On July 23, 2012, the Company entered into a Equity Distribution Agreement (the “EDA”) with Maxim Group LLC ("Maxim") pursuant to which the Company may sell up to $75,000,000 worth of its shares of Common Stock from time to time through Maxim, as sales agent. Under the EDA, Maxim is entitled to a fixed commission rate of 4.0% of the gross sales price of Shares sold under the EDA, up to aggregate gross proceeds of $10,000,000, and thereafter, at a fixed commission rate of 3.0% of the gross sales price of shares sold under the EDA. Sales of the shares, if any, may be made in transactions that are deemed to be “at-the-market” offerings as defined in Rule 415 under the Securities Act of 1933, as amended, including sales made by means of ordinary brokers' transactions, including on the NYSE MKT, at market prices or as otherwise agreed with Maxim. The Company has no obligation to sell any of the Shares and may at any time suspend offers under the EDA or terminate the EDA. Up until August 4, 2015, the shares were sold pursuant to the Company's Universal Shelf Registration Statement on Form S-3, declared effective by the Securities and Exchange Commission on July 2, 2012. Since August 4, 2015, the shares are being sold pursuant to the Company's Universal Shelf Registration Statement on Form S-3, declared effective by the Securities and Exchange Commission on August 4, 2015 (the “2015 Universal Shelf”).
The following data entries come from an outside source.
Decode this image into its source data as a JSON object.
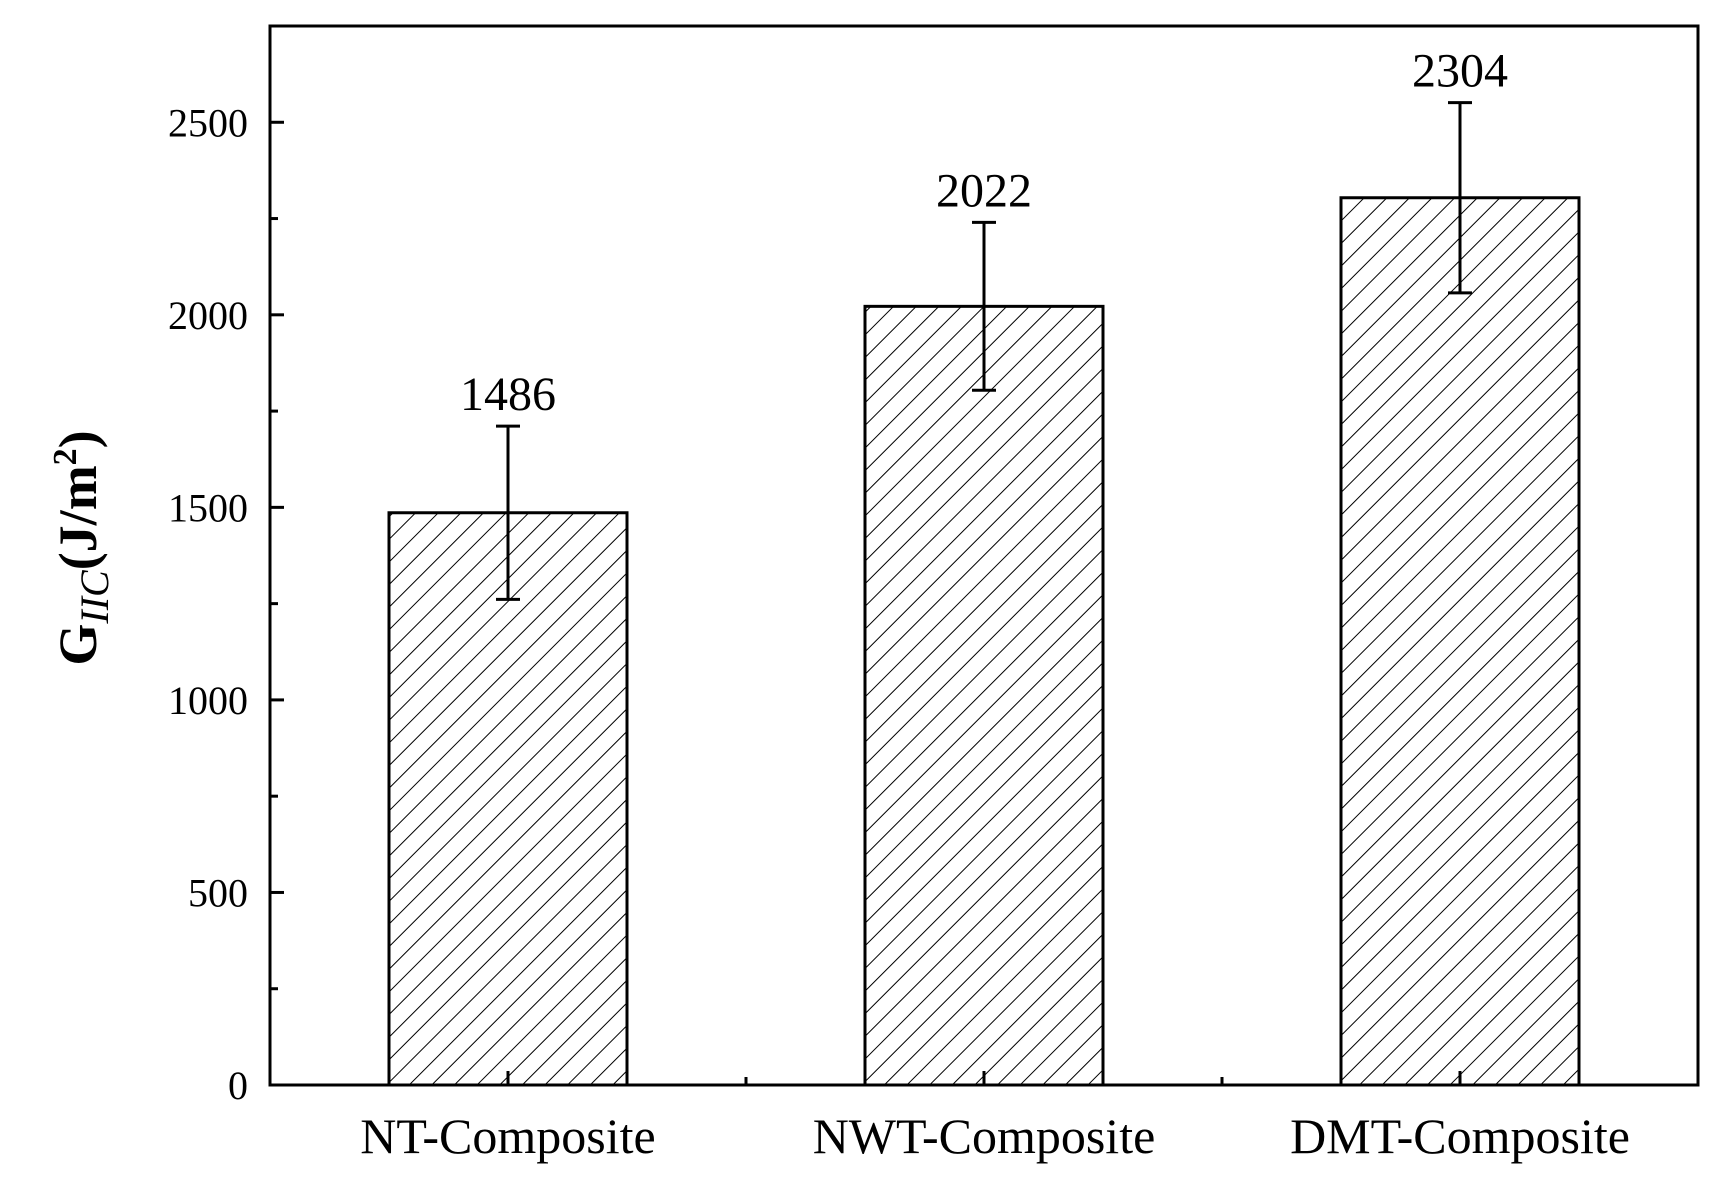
{
  "chart_data": {
    "type": "bar",
    "categories": [
      "NT-Composite",
      "NWT-Composite",
      "DMT-Composite"
    ],
    "values": [
      1486,
      2022,
      2304
    ],
    "errors": [
      225,
      218,
      247
    ],
    "data_labels": [
      "1486",
      "2022",
      "2304"
    ],
    "ylabel": {
      "main": "G",
      "sub": "IIC",
      "unit_open": "(J/m",
      "unit_sup": "2",
      "unit_close": ")"
    },
    "xlabel": "",
    "title": "",
    "ylim": [
      0,
      2750
    ],
    "yticks": [
      0,
      500,
      1000,
      1500,
      2000,
      2500
    ],
    "ytick_labels": [
      "0",
      "500",
      "1000",
      "1500",
      "2000",
      "2500"
    ],
    "bar_fill": "hatched diagonal",
    "colors": {
      "bar_fill": "#ffffff",
      "hatch": "#000000",
      "edge": "#000000"
    },
    "grid": false,
    "legend": "none"
  }
}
On September 14, 2012, the Company filed a Prospectus Supplement with the SEC increasing the number of shares covered by the Prospectus from 12,000,000 to 20,000,000 shares under the EDA. On October 5, 2012, the Company filed an updated Prospectus Supplement increasing the number of shares covered by the Prospectus to 40,000,000 shares to be allocated for public sale under the Prospectus Supplement pursuant to the EDA. On December 23, 2013, the Company filed an updated Prospectus Supplement with the Securities and Exchange Commission to revise the EDA for an aggregate of 90,000,000 shares to be allocated for public sale under the Prospectus Supplement pursuant to the EDA. On March 6, 2015, the Company filed an updated Prospectus Supplement increasing the number of shares covered by the Prospectus to 117,600,000 shares. On August 5, 2015, the Company filed an updated Prospectus Supplement to reflect that sales under the EDA are now being conducted pursuant to the 2015 Universal Shelf.
    
For the six months ended June 30, 2015, the Company had sold 38,919,883 shares of the EDA that resulted in net cash proceeds of approximately $9,293,000 after direct expenses along with commissions paid to Maxim for approximately $287,000.

The Company plans to allocate the net proceeds from the offering towards research and development, operations and general and administrative purposes related to the commercialization of Ampligen® and Alferon® related products, including, but not limited to, the following: (1) Costs to finalize the upgrade of the Alferon N Injection® manufacturing facility and to prepare for the FDA pre-approval inspections of the Ampligen® facility, (2) Manufacture of commercial product, (3) Potential new preclinical and/or clinical studies in order to gain commercial approval for Ampligen® and broader approvals for Alferon® and Alferon LDO®, (4) Working capital to build and maintain sufficient inventory by procuring raw materials, supplies and other items for the New Brunswick manufacturing facility, as well as to remunerate outside contractors for necessary services, such as, final filling and finishing operations in order to meet any anticipated demand from normal operations as well as through the possible pursuit of other disease areas and/or geographic regions that may present themselves, (5) Pursuit of potential partnering opportunities for Ampligen®, (6) Potential establishment of sales and marketing capabilities, as well as consideration towards the expansion of our manufacturing capacity, and (7) working capital for general and administrative expenses.